The price has rung up for the costs of transporting the capital city’s recently purchased gondola from Galsterberg Ski Area in Austria to its new home at the City and Borough of Juneau’s municipal-owned EagleCrest Ski Area — and it’s come up more than initially anticipated.
Though the estimated freight cost for transporting the gondola was expected to be around $845,00, after all fees and fuel surcharges were applied, the transportation of the Eaglecrest Gondola came in to cost around $1.1 million — nearly $262,000 over budget, according to a memo sent to the city by Dave Scanlan, Eaglecrest general manager.
“It’s unfortunate but also understandable,” said Rorie Watt, City and Borough of Juneau city manager.
The news was made public at the CBJ Public Works and Facilities Committee meeting Monday afternoon before the Committee of the Whole workshop in which the committee advanced an ordinance which if passed, would authorize a city revenue sharing agreement with Goldbelt, Inc. for a $10 million investment on the corporation’s behalf to go toward funding the gondola project.
“It could have been a lot worse,” said Wade Bryson, chair of the Public Works and Facilities Committee, about the cost overrun for shipping. “The fact that it’s only $200,000 or so above — it could have been substantially more, and for us to have a 20% increase at a very volatile time, I feel we got the best results in the environment that we are in.”
As recently in May, shipping costs were estimated to come in more than twice as much as estimated.
To make up for the over-budget expenses, Scanlan requested Eaglecrest have the authority to transfer $221,000 of its funds from its deferred maintenance account — which pays for things like general maintenance and updating infrastructure — to go toward the gondola capital improvement project. The request passed the committee and will be decided on by the Assembly in the coming weeks, according to Watt.
“We were not able to anticipate the steep increase in fuel prices in the spring or the global port congestion that would impact this project,” Scanlan stated in the memo.
Scanlan explained if the agreement with Goldbelt is made the remaining shipping costs associated with the project are effectuated, and the account would be paid back and made whole again.
Under the proposed agreement, as outlined in a memo, the corporation would contribute $10 million to the project in exchange for a share in the gondola’s future revenue over the next 25 years — or possibly more — until paid a minimum of $20 million in compensation.
Jeff Rogers, city finance director emphasized the agreement is very early on in its development and said there will be much more discussion on the topic and possible changes as well.
“I think it’s a pretty good deal all around — I think it’s a good deal for Goldbelt, I think it’s a good deal for CBJ and certainly if it’s successful it could be a really good deal for Goldbelt,” he said.

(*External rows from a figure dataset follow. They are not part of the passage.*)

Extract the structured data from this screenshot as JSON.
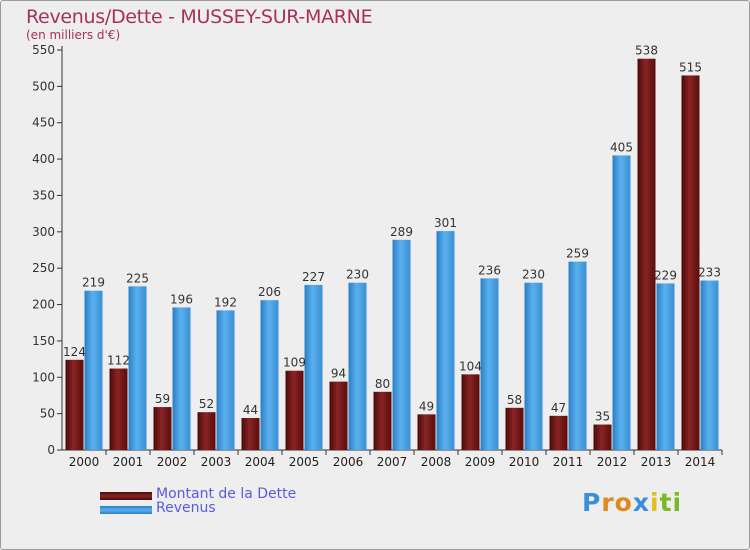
{
  "header": {
    "title": "Revenus/Dette - MUSSEY-SUR-MARNE",
    "subtitle": "(en milliers d'€)"
  },
  "chart_data": {
    "type": "bar",
    "title": "Revenus/Dette - MUSSEY-SUR-MARNE",
    "ylabel": "(en milliers d'€)",
    "xlabel": "",
    "categories": [
      "2000",
      "2001",
      "2002",
      "2003",
      "2004",
      "2005",
      "2006",
      "2007",
      "2008",
      "2009",
      "2010",
      "2011",
      "2012",
      "2013",
      "2014"
    ],
    "series": [
      {
        "name": "Montant de la Dette",
        "color": "#7a1414",
        "values": [
          124,
          112,
          59,
          52,
          44,
          109,
          94,
          80,
          49,
          104,
          58,
          47,
          35,
          538,
          515
        ]
      },
      {
        "name": "Revenus",
        "color": "#3d9ae0",
        "values": [
          219,
          225,
          196,
          192,
          206,
          227,
          230,
          289,
          301,
          236,
          230,
          259,
          405,
          229,
          233
        ]
      }
    ],
    "yticks": [
      0,
      50,
      100,
      150,
      200,
      250,
      300,
      350,
      400,
      450,
      500,
      550
    ],
    "ylim": [
      0,
      550
    ],
    "grid": false,
    "legend_position": "bottom-left"
  },
  "legend": {
    "items": [
      {
        "label": "Montant de la Dette",
        "color": "#7a1414"
      },
      {
        "label": "Revenus",
        "color": "#3d9ae0"
      }
    ]
  },
  "brand": {
    "letters": [
      "P",
      "r",
      "o",
      "x",
      "i",
      "t",
      "i"
    ],
    "colors": [
      "#3a8fd8",
      "#e08a1e",
      "#e08a1e",
      "#3a8fd8",
      "#e0c01e",
      "#7ab828",
      "#7ab828"
    ]
  }
}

Goldbelt, an urban Alaska Native corporation, has a history of being integrated into Juneau’s local tourism operations, known most for its Goldbelt Mount Roberts Tramway which has been a Juneau staple for more than 25 years. According to Goldbelt President and CEO McHugh Pierre, Gold belt is excited to work with CBJ on this project and noted “our decision is the same as yours” in wanting to make the gondola a reality.
Rogers explained that an RSA works similarly to a loan, but has some notable differences.
“It’s not exactly like a loan, because we don’t just pay back the amount we borrow with some added amount of interest,” Rogers said. “We pay the amount we borrow via an agreement that we share future revenues with them.”
Watt said during the meeting the $10 million would go toward constructing towers and foundations for the gondola, Installing cabling, building a gravel road that follows the gondola alignment and along with infrastructure for the gondola itself including bottom and top terminals.
Watt said if the agreement is made, the $10 million would be sufficient to fund the road and gondola, but said depending on construction costs the terminal at the top may be economized to fit the budget.
“I’d say there is plenty of money to build the road and the gondola,” Watt said. “Those estimates are going to be just that until we get a contractor to put a dollar price on that.”
He said the project will continue to be a moving target until a contractor is signed, but said he is comfortable that the “basic necessities” are guaranteed to be affordable. He said he’d like to see movement made and construction begin this summer and said he thinks the agreement would be beneficial for both parties involved.
“If we can bring this home, it’s a really good deal for everyone,” he said.